What's at stake as Alabama, Auburn enter crucial final SEC hoops run

What’s at stake as Alabama, Auburn enter crucial final SEC hoops run

One week, two paths, same objective, different trajectories.

A week ago, Alabama and Auburn each had a shot at the SEC regular season title before Tennessee recalibrated things. It’s the Vols championship to lose now that it pulled the Yellowhammer State sweep Wednesday and Saturday.

So now the two-game SEC tournament bye is the matching objective for Alabama and Auburn teams coming from different directions.

First, Auburn (22-7, 10-5 SEC) arrives in the final two-game stretch on a positive note after beating up on Mississippi State, 78-63 on Saturday. It faces arguably the path of least resistance with a Tuesday trip to Missouri (0-16 in SEC play) before playing host to Georgia (5-11 SEC) on Saturday.

For the Tigers, it’ll be a mental test of holding serve and beating the most beatable and not relaxing before the postseason run. There’s no room for error if Auburn were to get one of the top four seeds for the SEC bracket so this is the perfect week to catch a tailwind for a team that’s had a rhythm for inconsistency since early February.

The 99-81 win over Alabama on Feb. 7 was the Tigers’ third straight victory. Since then, they’ve alternated wins and losses over a six-game stretch. The Florida and Kentucky losses were demoralizing while last Wednesday’s 92-84 final at Tennessee had more to build upon.

Quick aside: Tennessee is making a late push for an NCAA top seed with its sixth straight win Saturday night. In a season of widespread inconsistency, the Vols are currently the only SEC team with unchecked momentum entering the final sprint.

At 11-5 in the SEC, Auburn is tied with Kentucky for the No. 4 seed but the Wildcats have the tiebreaker over the Tigers. UK has a tougher road this week since it closes the season Saturday at the aforementioned white-hot Vols.

Alabama (20-9, 12-4 SEC) arrives at judgment week with the what-if feeling. It seemingly had Tennessee in real trouble Saturday night for the inside track on the SEC regular-season title. But after taking a seven-point second-half lead, it was the Crimson Tide offense that faltered in a deflating 81-74 loss in front of a turbo-charged Coleman Coliseum crowd.

Now it will need Tennessee to lose twice (at South Carolina, home vs. Kentucky) to have a shot at the top seed.

And it won’t be a cakewalk with a Tuesday trip to Gainesville against a Florida team that took the Tide to overtime in Tuscaloosa — the same team that humiliated Auburn on the same floor (81-65) back on Feb. 10. The Tide closes out with the most disappointing team in the league, Arkansas (14-15, 5-11).

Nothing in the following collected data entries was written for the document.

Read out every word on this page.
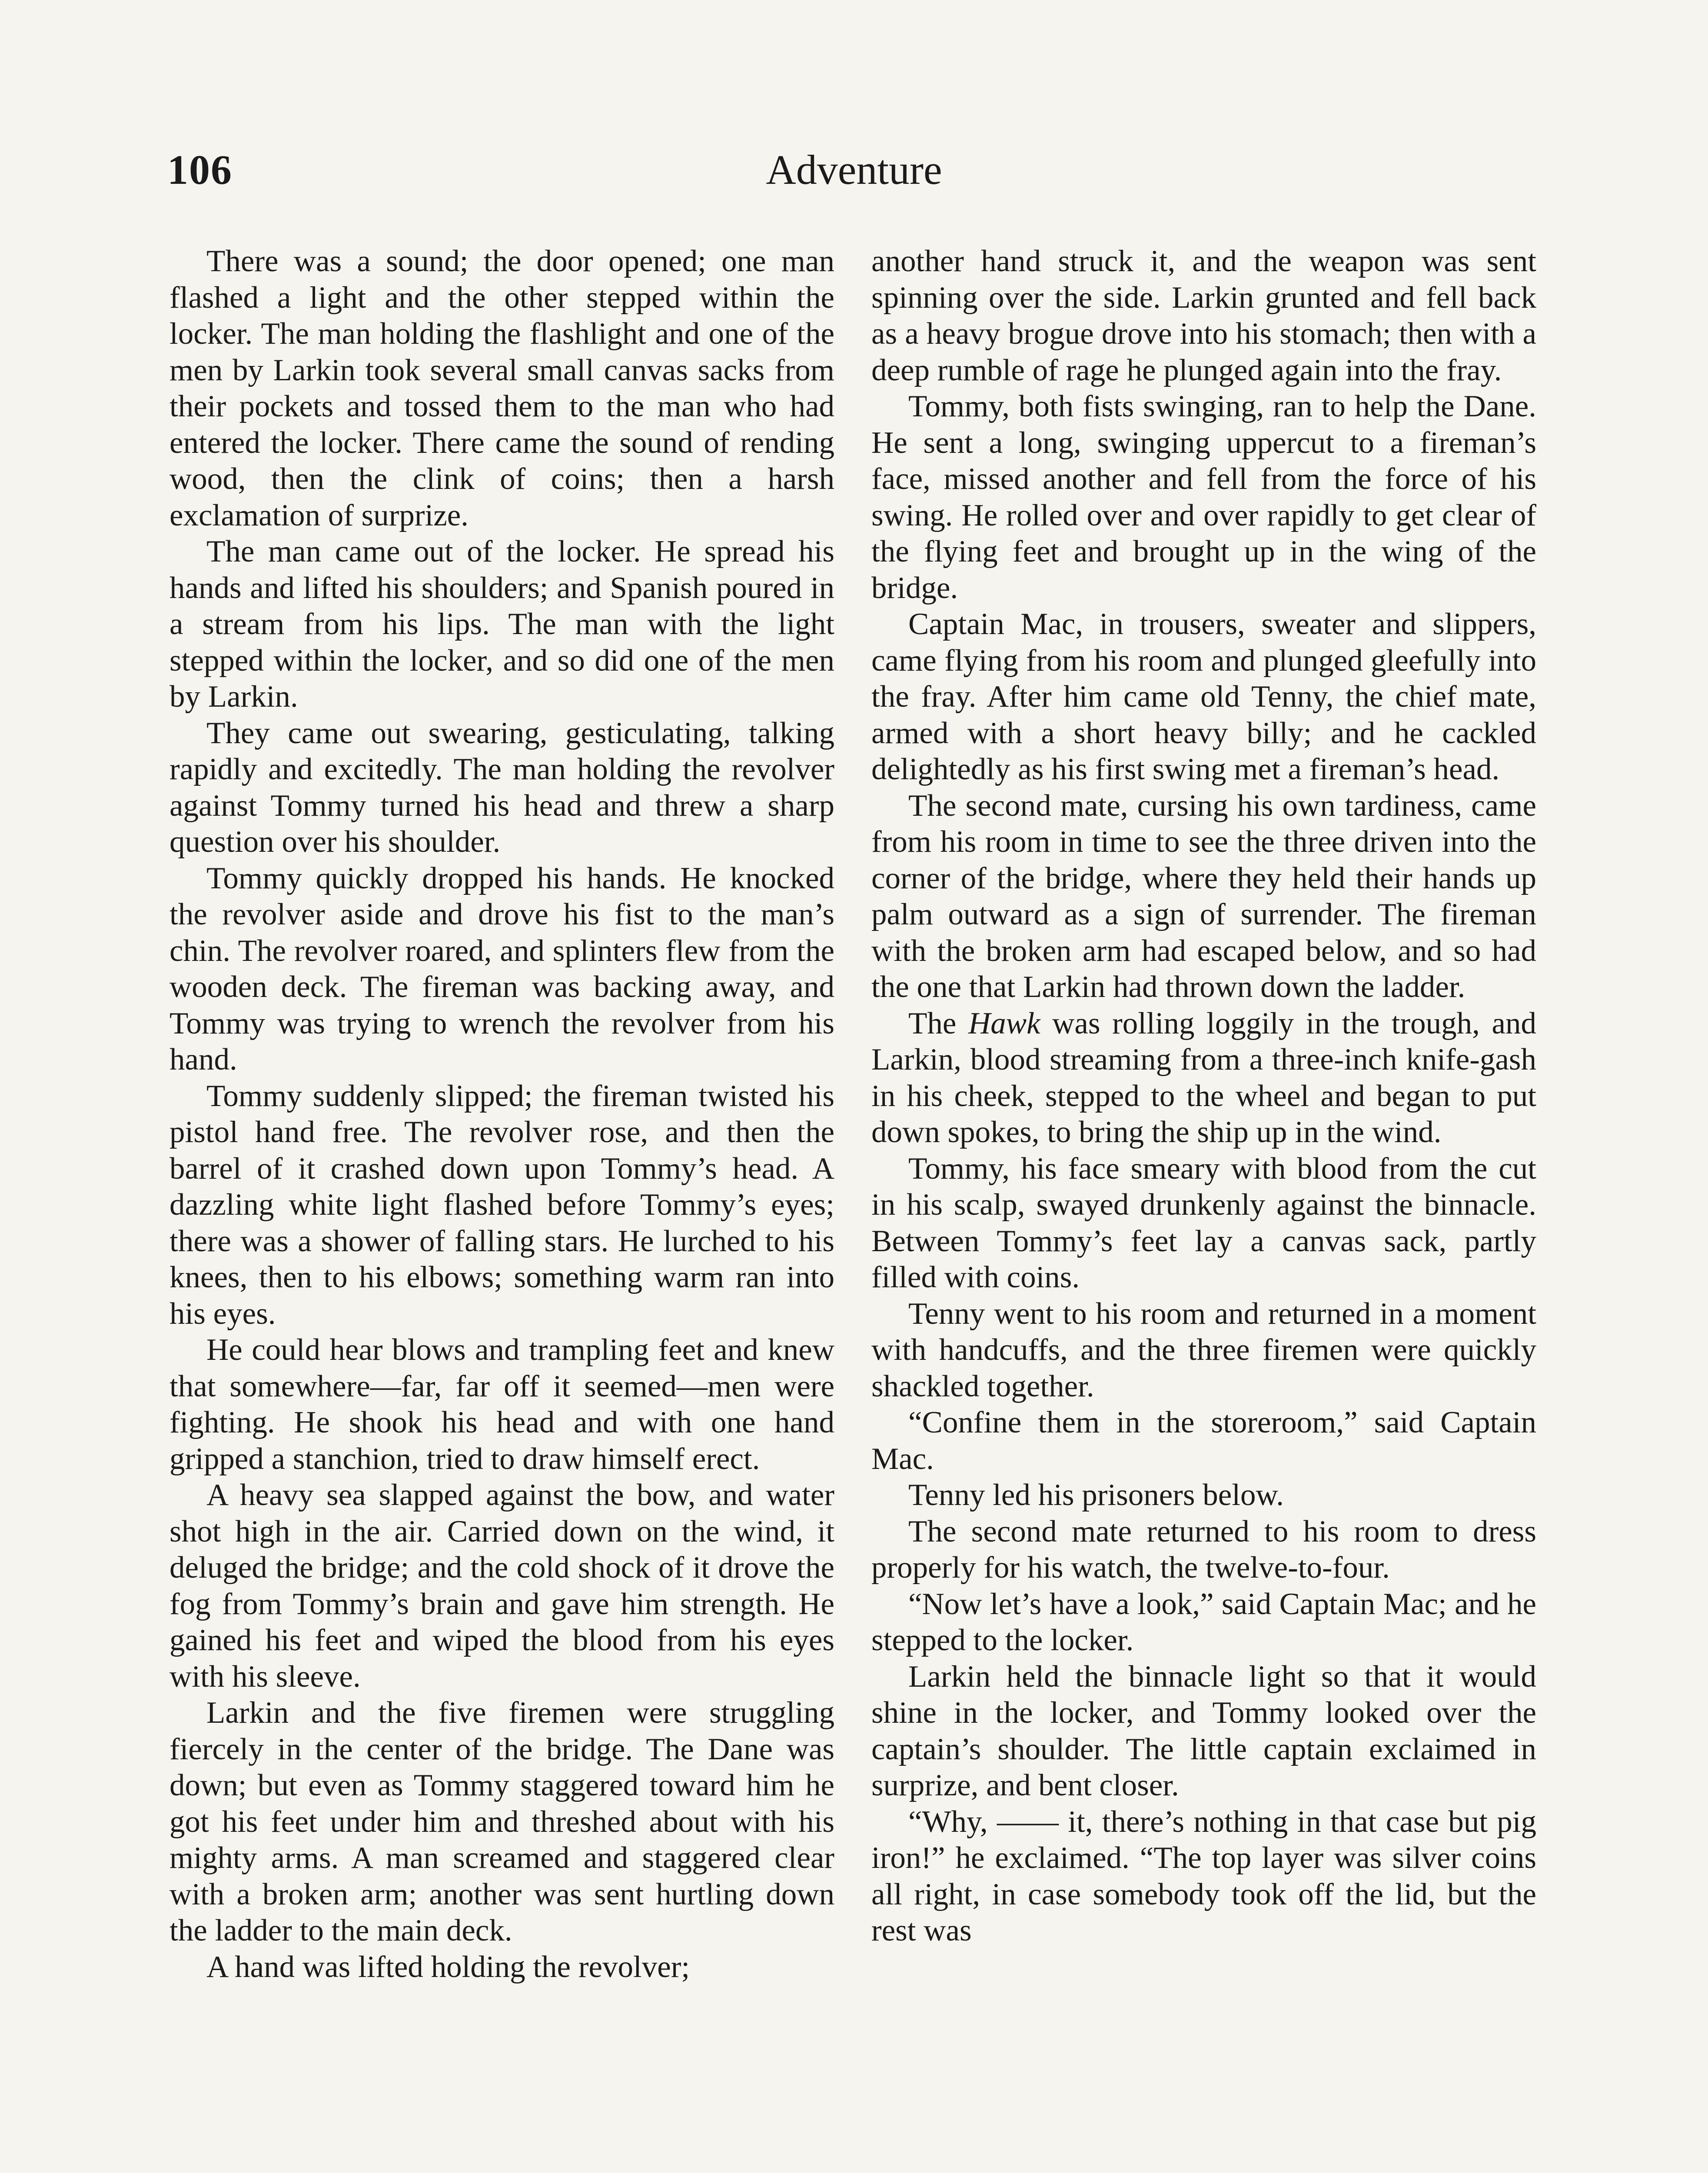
106	Adventure

There was a sound; the door opened; one man flashed a light and the other stepped within the locker. The man holding the flashlight and one of the men by Larkin took several small canvas sacks from their pockets and tossed them to the man who had entered the locker. There came the sound of rending wood, then the clink of coins; then a harsh exclamation of surprize.

The man came out of the locker. He spread his hands and lifted his shoulders; and Spanish poured in a stream from his lips. The man with the light stepped within the locker, and so did one of the men by Larkin.

They came out swearing, gesticulating, talking rapidly and excitedly. The man holding the revolver against Tommy turned his head and threw a sharp question over his shoulder.

Tommy quickly dropped his hands. He knocked the revolver aside and drove his fist to the man’s chin. The revolver roared, and splinters flew from the wooden deck. The fireman was backing away, and Tommy was trying to wrench the revolver from his hand.

Tommy suddenly slipped; the fireman twisted his pistol hand free. The revolver rose, and then the barrel of it crashed down upon Tommy’s head. A dazzling white light flashed before Tommy’s eyes; there was a shower of falling stars. He lurched to his knees, then to his elbows; something warm ran into his eyes.

He could hear blows and trampling feet and knew that somewhere—far, far off it seemed—men were fighting. He shook his head and with one hand gripped a stanchion, tried to draw himself erect.

A heavy sea slapped against the bow, and water shot high in the air. Carried down on the wind, it deluged the bridge; and the cold shock of it drove the fog from Tommy’s brain and gave him strength. He gained his feet and wiped the blood from his eyes with his sleeve.

Larkin and the five firemen were struggling fiercely in the center of the bridge. The Dane was down; but even as Tommy staggered toward him he got his feet under him and threshed about with his mighty arms. A man screamed and staggered clear with a broken arm; another was sent hurtling down the ladder to the main deck.

A hand was lifted holding the revolver;

another hand struck it, and the weapon was sent spinning over the side. Larkin grunted and fell back as a heavy brogue drove into his stomach; then with a deep rumble of rage he plunged again into the fray.

Tommy, both fists swinging, ran to help the Dane. He sent a long, swinging uppercut to a fireman’s face, missed another and fell from the force of his swing. He rolled over and over rapidly to get clear of the flying feet and brought up in the wing of the bridge.

Captain Mac, in trousers, sweater and slippers, came flying from his room and plunged gleefully into the fray. After him came old Tenny, the chief mate, armed with a short heavy billy; and he cackled delightedly as his first swing met a fireman’s head.

The second mate, cursing his own tardiness, came from his room in time to see the three driven into the corner of the bridge, where they held their hands up palm outward as a sign of surrender. The fireman with the broken arm had escaped below, and so had the one that Larkin had thrown down the ladder.

The Hawk was rolling loggily in the trough, and Larkin, blood streaming from a three-inch knife-gash in his cheek, stepped to the wheel and began to put down spokes, to bring the ship up in the wind.

Tommy, his face smeary with blood from the cut in his scalp, swayed drunkenly against the binnacle. Between Tommy’s feet lay a canvas sack, partly filled with coins.

Tenny went to his room and returned in a moment with handcuffs, and the three firemen were quickly shackled together.

“Confine them in the storeroom,” said Captain Mac.

Tenny led his prisoners below.

The second mate returned to his room to dress properly for his watch, the twelve-to-four.

“Now let’s have a look,” said Captain Mac; and he stepped to the locker.

Larkin held the binnacle light so that it would shine in the locker, and Tommy looked over the captain’s shoulder. The little captain exclaimed in surprize, and bent closer.

“Why, —— it, there’s nothing in that case but pig iron!” he exclaimed. “The top layer was silver coins all right, in case somebody took off the lid, but the rest was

“We’ll see how mature our guys are,” coach Nate Oats said Saturday night about the mental challenge of fighting on after losing its inside track for the top seed.

Alabama’s inconsistency is slightly different from Auburn’s.

If anything its defensive issues were incredibly consistent. The 117-95 loss at Kentucky was a rock bottom moment as it finished with a 146.1 defensive efficiency rating for that game, according to KenPom’s formula. That was nearly 20 points worse that the previous season low (128.3 in the 99-81 loss at Auburn).

Well, it was the Tide’s normally over-riding offense that faltered late against Tennessee. It had a more respectable 110.5 defensive efficiency rating against the Vols (better than five wins over Power 5 teams) but had its third-lowest offensive efficiency of the season (100.9). The hosts shot just 31% after halftime and made only 2 of 17 shots from behind the arc.

Another quick aside: It’s worth noting that these conversations about double-byes and top seeds were fantastical for both programs just a few years ago. Not long ago, it was a fight to avoid Wednesday night in Nashville so it’s important to remember how far these programs have progressed to have this current conversation.

Big picture, the differences between last year’s No. 1 NCAA tournament overall seed and this group are most glaring on the defensive end. That group had the length to discourage penetration for buckets at the rim. The unexpected departure of Charles Bediako left a defensive hole in the paint that became a liability in key moments this season.

A year ago, Alabama had the No. 3 defensive efficiency in KenPom’s ratings. After Saturday, it is right at No. 100. Where only nine games last year finished with defensive efficiency ratings over 100, only eight this year have fallen below 100.

Not idea, yet not completely disqualifying for a run at an SEC title just yet.

Crazy season.

Alabama and Auburn split their regular-season series, ran hot and cold in the weeks that followed and now find themselves in different fights to get to similar places.